The HDB move will mean a steady supply of smaller flats for lower income families and homeowners who need to downgrade amid grimmer economic times.
National Development Minister Mah Bow Tan flagged the strategy in Parliament last month.
HDB deputy chief executive Tan Poh Hong said yesterday that the board has revived smaller flats on a large scale as 'there are are more people who will need to downgrade, as well as first-timer families who would also like to start with smaller flats to be financially prudent'.
Analysts anticipate a good take-up as 'difficult economic conditions' encourage homebuyers to 'start small'.
Buyers like nurse Liu Li, 29, a home-hunter on the look-out for such affordable flats, said: 'A bigger pool of new, small flats will widen choices for first-timers like me.'
Prices will start from as low as $76,000 for the new small units.
The HDB stopped building two- and three-roomers in the 1980s as growing families fuelled demand for bigger flats.
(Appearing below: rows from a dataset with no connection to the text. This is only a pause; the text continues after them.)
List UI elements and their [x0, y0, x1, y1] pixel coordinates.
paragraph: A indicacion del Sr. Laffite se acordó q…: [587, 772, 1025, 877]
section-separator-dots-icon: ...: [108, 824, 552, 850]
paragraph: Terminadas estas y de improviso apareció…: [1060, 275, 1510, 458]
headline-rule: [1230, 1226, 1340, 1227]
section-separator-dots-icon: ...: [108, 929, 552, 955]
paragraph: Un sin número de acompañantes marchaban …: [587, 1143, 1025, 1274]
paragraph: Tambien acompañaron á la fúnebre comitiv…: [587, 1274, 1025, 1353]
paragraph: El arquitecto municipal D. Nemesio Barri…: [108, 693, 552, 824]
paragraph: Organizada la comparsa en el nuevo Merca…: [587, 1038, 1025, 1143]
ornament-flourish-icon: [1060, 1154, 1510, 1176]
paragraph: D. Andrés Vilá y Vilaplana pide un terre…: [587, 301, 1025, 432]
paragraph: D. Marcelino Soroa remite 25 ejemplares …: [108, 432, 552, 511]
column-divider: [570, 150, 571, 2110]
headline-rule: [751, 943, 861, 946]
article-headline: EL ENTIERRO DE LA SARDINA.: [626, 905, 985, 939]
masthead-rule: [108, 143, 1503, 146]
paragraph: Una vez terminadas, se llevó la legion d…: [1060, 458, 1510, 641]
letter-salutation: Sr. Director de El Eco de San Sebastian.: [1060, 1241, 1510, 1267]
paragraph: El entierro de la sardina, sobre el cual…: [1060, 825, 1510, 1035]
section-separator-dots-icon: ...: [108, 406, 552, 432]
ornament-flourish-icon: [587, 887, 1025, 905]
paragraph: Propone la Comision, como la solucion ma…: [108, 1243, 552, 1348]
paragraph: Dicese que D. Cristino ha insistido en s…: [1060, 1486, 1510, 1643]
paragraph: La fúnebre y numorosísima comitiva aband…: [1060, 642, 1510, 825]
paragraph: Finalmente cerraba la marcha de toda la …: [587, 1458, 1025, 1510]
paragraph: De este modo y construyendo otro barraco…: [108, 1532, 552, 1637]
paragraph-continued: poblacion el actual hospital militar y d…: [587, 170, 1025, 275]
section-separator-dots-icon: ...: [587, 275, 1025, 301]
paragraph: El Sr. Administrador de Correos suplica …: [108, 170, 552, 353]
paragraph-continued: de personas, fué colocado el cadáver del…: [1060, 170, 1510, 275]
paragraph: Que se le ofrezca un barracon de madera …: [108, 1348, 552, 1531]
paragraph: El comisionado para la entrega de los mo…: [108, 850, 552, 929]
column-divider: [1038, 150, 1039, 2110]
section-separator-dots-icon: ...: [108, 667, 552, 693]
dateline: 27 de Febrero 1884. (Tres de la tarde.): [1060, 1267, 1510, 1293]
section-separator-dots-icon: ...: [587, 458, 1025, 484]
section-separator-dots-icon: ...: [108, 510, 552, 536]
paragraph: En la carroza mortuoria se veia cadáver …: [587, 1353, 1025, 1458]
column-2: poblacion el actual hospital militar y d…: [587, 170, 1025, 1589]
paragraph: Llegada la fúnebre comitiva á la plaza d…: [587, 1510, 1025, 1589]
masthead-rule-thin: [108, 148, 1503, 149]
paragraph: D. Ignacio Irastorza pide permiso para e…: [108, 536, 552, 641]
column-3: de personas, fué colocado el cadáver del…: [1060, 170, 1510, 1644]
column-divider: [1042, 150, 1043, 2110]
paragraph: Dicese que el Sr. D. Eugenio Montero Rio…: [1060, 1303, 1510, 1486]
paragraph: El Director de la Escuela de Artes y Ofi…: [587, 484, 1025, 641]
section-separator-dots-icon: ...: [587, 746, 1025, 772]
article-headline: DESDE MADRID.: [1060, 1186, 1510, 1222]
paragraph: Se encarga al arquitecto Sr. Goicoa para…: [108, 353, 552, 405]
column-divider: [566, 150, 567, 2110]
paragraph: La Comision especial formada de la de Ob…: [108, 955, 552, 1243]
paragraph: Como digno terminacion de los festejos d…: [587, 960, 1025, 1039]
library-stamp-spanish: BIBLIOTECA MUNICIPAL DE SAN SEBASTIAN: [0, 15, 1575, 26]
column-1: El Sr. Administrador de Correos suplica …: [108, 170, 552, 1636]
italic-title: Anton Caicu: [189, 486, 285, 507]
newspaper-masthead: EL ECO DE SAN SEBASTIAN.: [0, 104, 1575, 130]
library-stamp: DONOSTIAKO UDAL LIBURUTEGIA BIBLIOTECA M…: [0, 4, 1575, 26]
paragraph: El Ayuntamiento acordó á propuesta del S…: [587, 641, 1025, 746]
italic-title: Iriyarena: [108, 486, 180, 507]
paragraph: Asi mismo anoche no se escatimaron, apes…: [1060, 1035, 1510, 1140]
But they were re-introduced in 2004 and two years ago, the HDB said it would resume building two-roomers to meet increasing demand.
Demand for smaller flats has been red hot recently. HDB sales have attracted over 10 times more applicants than homes available. An October sale of 150 small flats was swamped with 2,426 applications in just a week.
Mr Kelvin Wang, who recently bought a three-roomer in Tiong Bahru, said he had difficulty finding the home, his first, because there were so few small ones around.
'The increased supply will help ease demand for such homes,' said the 24-year-old engineer.
Some of the new smaller flats form part of a new standard project launched by the HDB yesterday.
Dew Spring @ Yishun at the junction of Yishun Ring Road and Yishun Street 41 offers 504 four-room, 216 three-roomers and 144 two-room units.
The build-to-order (BTO) project has the largest number of smaller flat types among HDB's BTO launches this year. BTO projects are built only when a certain level of demand is reached.
HDB's Ms Tan stressed that the homes will be kept affordable.
Two-roomers at Dew Spring start at $76,000 to $90,000; three-roomers go for between $120,000 and $146,000 with four-roomers at $197,000 to $238,000.
For the first time, the HDB has released comparable prices of resale flats in the same area to show the affordability of the new flats being launched.
Prices of 20-year-old three-roomers nearby of similar size, for example, are selling for $175,000 to $180,000 - higher than the launch price, the HDB said.
PropNex chief executive Mohamed Ismail said that Dew Spring flats 'are priced very attractively. The smaller units are below $200 psf (per square foot), which is much lower than the median resale prices for that area in the last quarter'.
The HDB has launched 6,600 homes this year under its BTO scheme, of which 883, or 13 per cent, were two-room and three-room flats.
It plans to launch a further 1,180 units in the next two weeks, which will include 280 studio apartments, two-room and three-room homes.